R1380
£29,500
Description
Chinese porcelain white-glazed anhua decorated cylindrical brushpot, incised on the body with butterflies in flight amongst bamboo, flowering peony and daisies issuing from rock work, all between bands of stylised crested waves at the foot and a continuous scrolling flowering branch with leaves beneath the glazed rim, the underside with the smooth, pure white biscuit revealing the body.
Transitional period, Chongzheng, circa 1640.
6 1/2 inches, 16.5 cm high; 3 3/8 inches, 8.6 cm diameter.
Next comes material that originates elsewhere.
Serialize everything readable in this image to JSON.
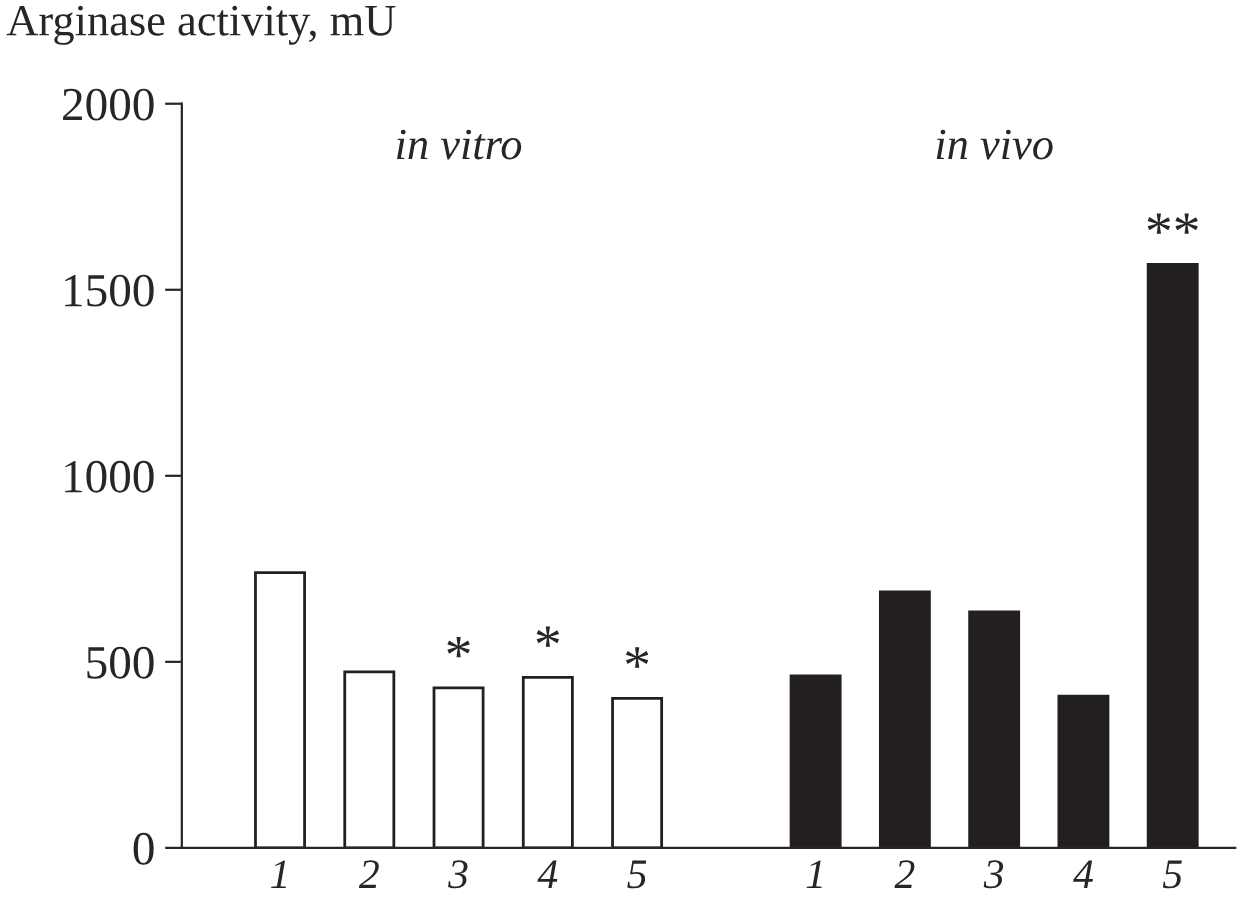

Provenance & Additional Information
- From the private collection of Eileen Lesouëf, France.
- Sold by Ben Janssens Oriental Art, London, 17thJune 1999.
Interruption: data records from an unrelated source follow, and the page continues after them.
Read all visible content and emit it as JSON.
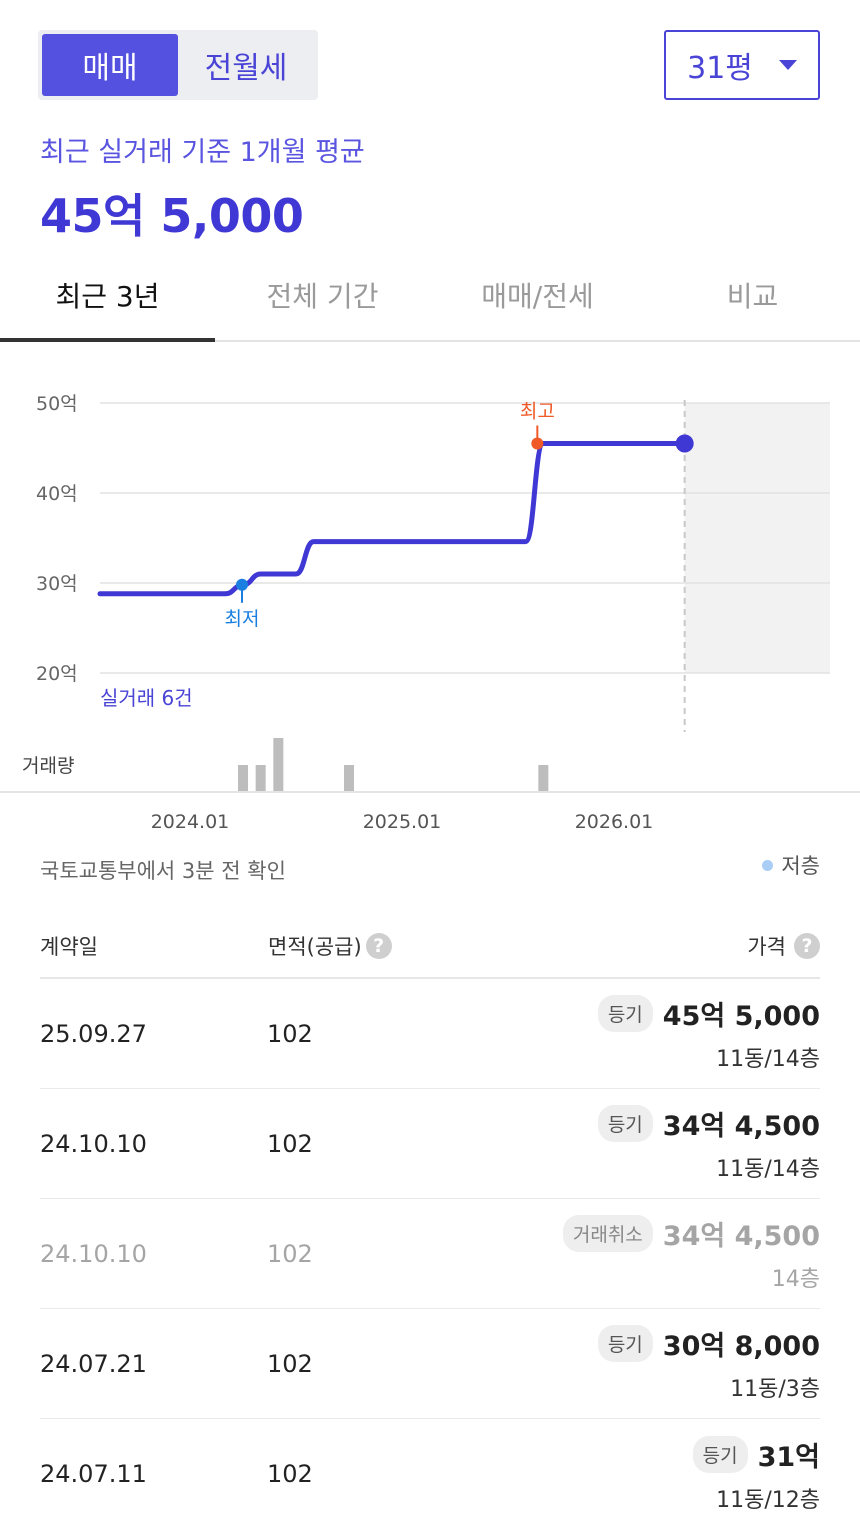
{
  "segment": {
    "tabs": [
      "매매",
      "전월세"
    ],
    "active": 0
  },
  "area_select": {
    "label": "31평"
  },
  "summary": {
    "label": "최근 실거래 기준 1개월 평균",
    "price": "45억 5,000"
  },
  "tabs": [
    {
      "label": "최근 3년",
      "active": true
    },
    {
      "label": "전체 기간",
      "active": false
    },
    {
      "label": "매매/전세",
      "active": false
    },
    {
      "label": "비교",
      "active": false
    }
  ],
  "chart_data": {
    "type": "line",
    "ylim": [
      20,
      50
    ],
    "y_ticks": [
      "50억",
      "40억",
      "30억",
      "20억"
    ],
    "x_ticks": [
      "2024.01",
      "2025.01",
      "2026.01"
    ],
    "series": [
      {
        "points": [
          {
            "x": "2023-01",
            "y": 28.8
          },
          {
            "x": "2024-03",
            "y": 28.8
          },
          {
            "x": "2024-04",
            "y": 29.8
          },
          {
            "x": "2024-05",
            "y": 31.0
          },
          {
            "x": "2024-07",
            "y": 31.0
          },
          {
            "x": "2024-08",
            "y": 34.6
          },
          {
            "x": "2025-08",
            "y": 34.6
          },
          {
            "x": "2025-09",
            "y": 45.5
          },
          {
            "x": "2026-05",
            "y": 45.5
          }
        ]
      }
    ],
    "markers": {
      "high_label": "최고",
      "low_label": "최저"
    },
    "count_label": "실거래 6건",
    "volume_label": "거래량",
    "volume": [
      {
        "x": "2024-04",
        "count": 1
      },
      {
        "x": "2024-05",
        "count": 1
      },
      {
        "x": "2024-06",
        "count": 2
      },
      {
        "x": "2024-10",
        "count": 1
      },
      {
        "x": "2025-09",
        "count": 1
      }
    ]
  },
  "source": "국토교통부에서 3분 전 확인",
  "legend": {
    "label": "저층",
    "color": "#a9cdf5"
  },
  "table": {
    "headers": {
      "date": "계약일",
      "area": "면적(공급)",
      "price": "가격"
    },
    "help_glyph": "?",
    "rows": [
      {
        "date": "25.09.27",
        "area": "102",
        "badge": "등기",
        "price": "45억 5,000",
        "floor": "11동/14층",
        "cancelled": false
      },
      {
        "date": "24.10.10",
        "area": "102",
        "badge": "등기",
        "price": "34억 4,500",
        "floor": "11동/14층",
        "cancelled": false
      },
      {
        "date": "24.10.10",
        "area": "102",
        "badge": "거래취소",
        "price": "34억 4,500",
        "floor": "14층",
        "cancelled": true
      },
      {
        "date": "24.07.21",
        "area": "102",
        "badge": "등기",
        "price": "30억 8,000",
        "floor": "11동/3층",
        "cancelled": false
      },
      {
        "date": "24.07.11",
        "area": "102",
        "badge": "등기",
        "price": "31억",
        "floor": "11동/12층",
        "cancelled": false
      }
    ]
  },
  "colors": {
    "accent": "#4a44d6",
    "line": "#4038d4",
    "high": "#f05a28",
    "low": "#1a7fe0",
    "volume": "#bdbdbd"
  }
}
- Included by Ben Janssens in Seventeenth Century Blue and White Porcelain from the Private Collection of Eileen Lesouëf, 1999, no. 44.
- Included by Sam Marsh in Brushpots, A Collector’s View, 2020, pp. 170/1, where the author notes that the glaze may have been inspired by Northern Song yingqing wares with a qingbai glaze.
- The anhua, hidden design, carved into the body before firing, is of butterflies, hudie, and tree peonies, fuguihua, which forms the rebus fudie fugui, ‘may you have an abundance of high status and wealth’.
- Several related white-glazed anhuacarved pieces are illustrated by Teresa Canepa and Katharine Butler in Leaping the Dragon Gate, The Sir Michael Butler Collection of Seventeenth-Century Chinese Porcelain. A stem-cup modelled as a bell is similarly decorated, while two oviform jars and a slender gu-shaped vase are also illustrated, nos. III.5.3.a.b, III.5.4, III.5.5a,b & III.5.8, pp. 499/500.
Condition
Excellent condition, minute inner rim nick.